Dogecoin traders should be on the lookout for THIS support level

Dogecoin’s [DOGE] recent recovery from the $0.104 support reignited a near-term bullish edge, as the altcoin saw a streak of green candles over the last two weeks. Consequently, the memecoin closed above the 20, 50, and 200-day EMAs.However, the memecoin struggled to break above the $0.14 resistance and entered a low volatility phase. At press time, DOGE was trading at nearly $0.132. Can Dogecoin bulls re-enter the market?

After a bullish start in Q1 this year, DOGE touched its two-year high on 28 March. However, the bears entered the market near the $0.22 level and have claimed a rather long-term edge since.

The memecoin struggled to uphold crucial support levels over the next few months as it found a trading range between $0.128-$0.174 range. Over the last four months, DOGE has lost around 41% of its value amid this bearish pressure.

In the meantime, the altcoin formed a classic descending channel structure (white) on its daily chart. After testing the $0.174 resistance multiple times, DOGE’s bears provoked a steep downtrend, one that pulled Dogecoin below the crucial $0.128 support level.

As a result, DOGE saw a sustained close below its 200-day EMA after nearly 7 months.

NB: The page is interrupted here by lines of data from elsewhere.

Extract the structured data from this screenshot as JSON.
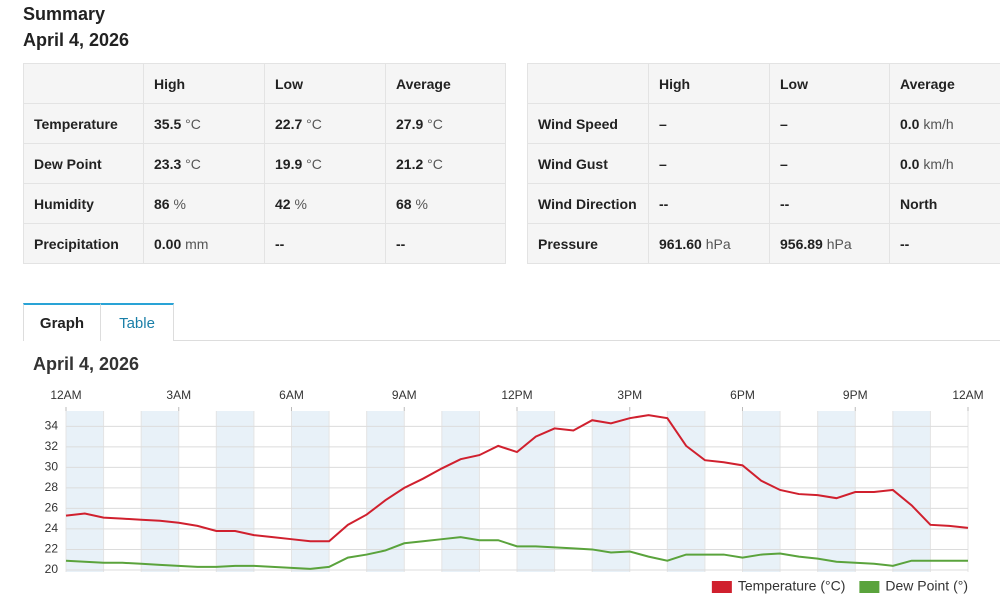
{
  "header": {
    "title": "Summary",
    "date": "April 4, 2026"
  },
  "tables": [
    {
      "columns": [
        "High",
        "Low",
        "Average"
      ],
      "rows": [
        {
          "label": "Temperature",
          "cells": [
            {
              "value": "35.5",
              "unit": "°C"
            },
            {
              "value": "22.7",
              "unit": "°C"
            },
            {
              "value": "27.9",
              "unit": "°C"
            }
          ]
        },
        {
          "label": "Dew Point",
          "cells": [
            {
              "value": "23.3",
              "unit": "°C"
            },
            {
              "value": "19.9",
              "unit": "°C"
            },
            {
              "value": "21.2",
              "unit": "°C"
            }
          ]
        },
        {
          "label": "Humidity",
          "cells": [
            {
              "value": "86",
              "unit": "%"
            },
            {
              "value": "42",
              "unit": "%"
            },
            {
              "value": "68",
              "unit": "%"
            }
          ]
        },
        {
          "label": "Precipitation",
          "cells": [
            {
              "value": "0.00",
              "unit": "mm"
            },
            {
              "value": "--"
            },
            {
              "value": "--"
            }
          ]
        }
      ]
    },
    {
      "columns": [
        "High",
        "Low",
        "Average"
      ],
      "rows": [
        {
          "label": "Wind Speed",
          "cells": [
            {
              "value": "–"
            },
            {
              "value": "–"
            },
            {
              "value": "0.0",
              "unit": "km/h"
            }
          ]
        },
        {
          "label": "Wind Gust",
          "cells": [
            {
              "value": "–"
            },
            {
              "value": "–"
            },
            {
              "value": "0.0",
              "unit": "km/h"
            }
          ]
        },
        {
          "label": "Wind Direction",
          "cells": [
            {
              "value": "--"
            },
            {
              "value": "--"
            },
            {
              "value": "North"
            }
          ]
        },
        {
          "label": "Pressure",
          "cells": [
            {
              "value": "961.60",
              "unit": "hPa"
            },
            {
              "value": "956.89",
              "unit": "hPa"
            },
            {
              "value": "--"
            }
          ]
        }
      ]
    }
  ],
  "tabs": [
    "Graph",
    "Table"
  ],
  "chart_data": {
    "type": "line",
    "title": "April 4, 2026",
    "x": [
      0,
      0.5,
      1,
      1.5,
      2,
      2.5,
      3,
      3.5,
      4,
      4.5,
      5,
      5.5,
      6,
      6.5,
      7,
      7.5,
      8,
      8.5,
      9,
      9.5,
      10,
      10.5,
      11,
      11.5,
      12,
      12.5,
      13,
      13.5,
      14,
      14.5,
      15,
      15.5,
      16,
      16.5,
      17,
      17.5,
      18,
      18.5,
      19,
      19.5,
      20,
      20.5,
      21,
      21.5,
      22,
      22.5,
      23,
      23.5,
      24
    ],
    "xlim": [
      0,
      24
    ],
    "xticks": [
      {
        "value": 0,
        "label": "12AM"
      },
      {
        "value": 3,
        "label": "3AM"
      },
      {
        "value": 6,
        "label": "6AM"
      },
      {
        "value": 9,
        "label": "9AM"
      },
      {
        "value": 12,
        "label": "12PM"
      },
      {
        "value": 15,
        "label": "3PM"
      },
      {
        "value": 18,
        "label": "6PM"
      },
      {
        "value": 21,
        "label": "9PM"
      },
      {
        "value": 24,
        "label": "12AM"
      }
    ],
    "ylim": [
      19.8,
      35.5
    ],
    "yticks": [
      20,
      22,
      24,
      26,
      28,
      30,
      32,
      34
    ],
    "grid": true,
    "legend": "bottom-right",
    "series": [
      {
        "name": "Temperature (°C)",
        "color": "#d0202e",
        "values": [
          25.3,
          25.5,
          25.1,
          25.0,
          24.9,
          24.8,
          24.6,
          24.3,
          23.8,
          23.8,
          23.4,
          23.2,
          23.0,
          22.8,
          22.8,
          24.4,
          25.4,
          26.8,
          28.0,
          28.9,
          29.9,
          30.8,
          31.2,
          32.1,
          31.5,
          33.0,
          33.8,
          33.6,
          34.6,
          34.3,
          34.8,
          35.1,
          34.8,
          32.1,
          30.7,
          30.5,
          30.2,
          28.7,
          27.8,
          27.4,
          27.3,
          27.0,
          27.6,
          27.6,
          27.8,
          26.3,
          24.4,
          24.3,
          24.1
        ]
      },
      {
        "name": "Dew Point (°)",
        "color": "#5aa33c",
        "values": [
          20.9,
          20.8,
          20.7,
          20.7,
          20.6,
          20.5,
          20.4,
          20.3,
          20.3,
          20.4,
          20.4,
          20.3,
          20.2,
          20.1,
          20.3,
          21.2,
          21.5,
          21.9,
          22.6,
          22.8,
          23.0,
          23.2,
          22.9,
          22.9,
          22.3,
          22.3,
          22.2,
          22.1,
          22.0,
          21.7,
          21.8,
          21.3,
          20.9,
          21.5,
          21.5,
          21.5,
          21.2,
          21.5,
          21.6,
          21.3,
          21.1,
          20.8,
          20.7,
          20.6,
          20.4,
          20.9,
          20.9,
          20.9,
          20.9
        ]
      }
    ]
  }
}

Nonetheless, the $0.104 support level set the stage for bulls to recoup and provoke a patterned breakout in the last few weeks.

This breakout helped the memecoin ease the selling pressure in the short term, as it jumped above 20, 50, and 200-day EMAs. This, after nearly 30% gains in two weeks.

This trajectory has now put DOGE at a crucial spot on its charts, especially as it eyes the $0.128 support that it recently found a close above. The 200-day EMA also stood near this level at press time.

So, a likely rebound from this support level can provoke a near-term rally and help DOGE retest the $0.16 zone in the coming days.